Abelardo de la Espriella, “caricature machiste” aux portes du pouvoir en Colombie
À quelques jours du second tour de l’élection présidentielle, prévu ce dimanche 21 juin, la Colombie est plus divisée que jamais. Selon les derniers sondages rapportés par le quotidien économique Portafolio, l’avocat d’extrême droite Abelardo de la Espriella est légèrement favori face au candidat de gauche, Ivan Cepeda, sénateur et philosophe.
Cet homme, quasiment inconnu du grand public il y a quelques mois, a bâti sa fortune en défendant des narcotrafiquants et des paramilitaires accusés de massacres. Il est désormais en position de ravir le pouvoir à la gauche, qui a gouverné le pays pour la première fois de son histoire sous le mandat du président sortant, Gustavo Petro.
“Rétrograde et dangereux”
Un possible basculement qui suscite une vive inquiétude chez les intellectuels. Juan Gabriel Vásquez, dans El País América, s’alarme : “Si les derniers sondages se confirment, la Colombie semble prête à élire le programme gouvernemental le plus rétrograde et le plus dangereux de son histoire récente.” De la Espriella incarne, selon lui, une “caricature du machisme latino-américain le plus grotesque” : un homme aux propos violents, adepte de l’intimidation envers les journalistes, ayant même menacé “d’éventrer” ses adversaires. Ces déclarations sont particulièrement préoccupantes dans un pays marqué par soixante ans de conflit armé.

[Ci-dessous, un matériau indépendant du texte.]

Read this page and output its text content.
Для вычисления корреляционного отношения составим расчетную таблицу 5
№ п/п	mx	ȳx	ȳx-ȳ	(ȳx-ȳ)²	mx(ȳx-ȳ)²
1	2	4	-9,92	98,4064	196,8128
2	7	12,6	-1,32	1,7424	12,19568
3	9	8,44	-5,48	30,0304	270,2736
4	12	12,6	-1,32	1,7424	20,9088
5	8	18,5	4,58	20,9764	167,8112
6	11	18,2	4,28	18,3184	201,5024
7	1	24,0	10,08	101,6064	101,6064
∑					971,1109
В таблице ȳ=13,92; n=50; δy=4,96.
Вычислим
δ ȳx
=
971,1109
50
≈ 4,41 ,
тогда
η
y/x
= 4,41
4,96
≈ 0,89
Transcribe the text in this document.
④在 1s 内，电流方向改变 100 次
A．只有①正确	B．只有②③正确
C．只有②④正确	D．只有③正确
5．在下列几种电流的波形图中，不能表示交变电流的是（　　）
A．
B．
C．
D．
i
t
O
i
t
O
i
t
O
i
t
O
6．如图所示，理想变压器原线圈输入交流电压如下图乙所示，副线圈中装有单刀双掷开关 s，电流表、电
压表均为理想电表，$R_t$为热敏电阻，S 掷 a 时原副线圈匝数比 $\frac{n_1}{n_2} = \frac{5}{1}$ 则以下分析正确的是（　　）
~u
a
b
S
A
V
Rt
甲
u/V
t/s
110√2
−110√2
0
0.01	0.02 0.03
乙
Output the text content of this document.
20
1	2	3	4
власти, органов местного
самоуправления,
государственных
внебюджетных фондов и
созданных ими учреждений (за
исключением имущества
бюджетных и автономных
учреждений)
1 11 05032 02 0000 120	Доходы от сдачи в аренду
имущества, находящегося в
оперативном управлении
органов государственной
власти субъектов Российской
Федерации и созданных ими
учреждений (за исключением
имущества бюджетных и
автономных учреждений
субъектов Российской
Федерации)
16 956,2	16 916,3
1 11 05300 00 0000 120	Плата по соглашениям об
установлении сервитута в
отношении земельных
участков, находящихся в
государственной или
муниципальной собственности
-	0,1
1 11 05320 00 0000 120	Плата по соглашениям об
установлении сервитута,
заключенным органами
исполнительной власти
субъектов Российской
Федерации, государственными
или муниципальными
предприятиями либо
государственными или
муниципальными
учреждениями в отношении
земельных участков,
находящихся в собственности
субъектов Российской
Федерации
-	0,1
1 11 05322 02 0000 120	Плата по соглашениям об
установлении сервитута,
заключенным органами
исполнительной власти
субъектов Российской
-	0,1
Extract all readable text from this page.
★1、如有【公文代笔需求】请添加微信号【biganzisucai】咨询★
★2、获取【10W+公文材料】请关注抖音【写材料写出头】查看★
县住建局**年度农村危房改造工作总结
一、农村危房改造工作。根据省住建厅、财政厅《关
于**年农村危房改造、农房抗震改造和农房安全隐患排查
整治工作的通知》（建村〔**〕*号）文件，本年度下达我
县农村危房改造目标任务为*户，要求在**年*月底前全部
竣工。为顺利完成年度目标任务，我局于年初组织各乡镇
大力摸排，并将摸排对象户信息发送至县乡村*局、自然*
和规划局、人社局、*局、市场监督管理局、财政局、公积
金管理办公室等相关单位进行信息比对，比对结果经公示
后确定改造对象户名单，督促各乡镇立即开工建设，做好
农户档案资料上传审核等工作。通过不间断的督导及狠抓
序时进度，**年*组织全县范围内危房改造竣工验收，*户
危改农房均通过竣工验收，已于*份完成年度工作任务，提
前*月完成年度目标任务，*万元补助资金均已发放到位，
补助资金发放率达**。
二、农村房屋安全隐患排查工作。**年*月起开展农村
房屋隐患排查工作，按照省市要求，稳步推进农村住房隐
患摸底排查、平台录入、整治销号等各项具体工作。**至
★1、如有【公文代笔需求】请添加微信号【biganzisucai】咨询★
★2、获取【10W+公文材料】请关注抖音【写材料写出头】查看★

Une stratégie populiste bien rodée
Surfant sur une vague de mécontentement, de la Espriella a calqué sa stratégie sur celle de la droite radicale qui s’empare du continent. Selon le site La Silla Vacía, ses meetings géants et son omniprésence sur les réseaux sociaux ont résonné auprès d’un électorat exigeant de la fermeté. La politique de “paix totale” menée par Petro est jugée comme un échec par une partie de l’opinion, alors que les groupes armés se sont renforcés jusqu’à atteindre 27 000 membres. L’ex-sénatrice María Eugenia Correa souligne qu’une “guerre ouverte contre la délinquance” est nécessaire pour restaurer l’ordre.
Le nouveau terrain de jeu de la droite radicale
Le scrutin dépasse les frontières colombiennes. La Colombie est devenue le dernier terrain d’affrontement d’une bataille idéologique régionale entre la gauche progressiste et une droite ultraconservatrice, soutenue en sous-main par Donald Trump. Surnommé “le tigre”, de la Espriella souhaite calquer sa politique économique sur celle du président ultralibéral argentin Javier Milei. Une discussion récente avec Keiko Fujimori, figure de la droite péruvienne, illustre cette dynamique.
Face à cette menace, même des opposants du président Petro, comme l’essayiste Mauricio Villegas, se rallient à la dernière minute à Cepeda. Dans une tribune publiée dans El Espectador, il avertit des risques que le candidat d’extrême droite pourrait faire peser sur les libertés garanties par la Constitution.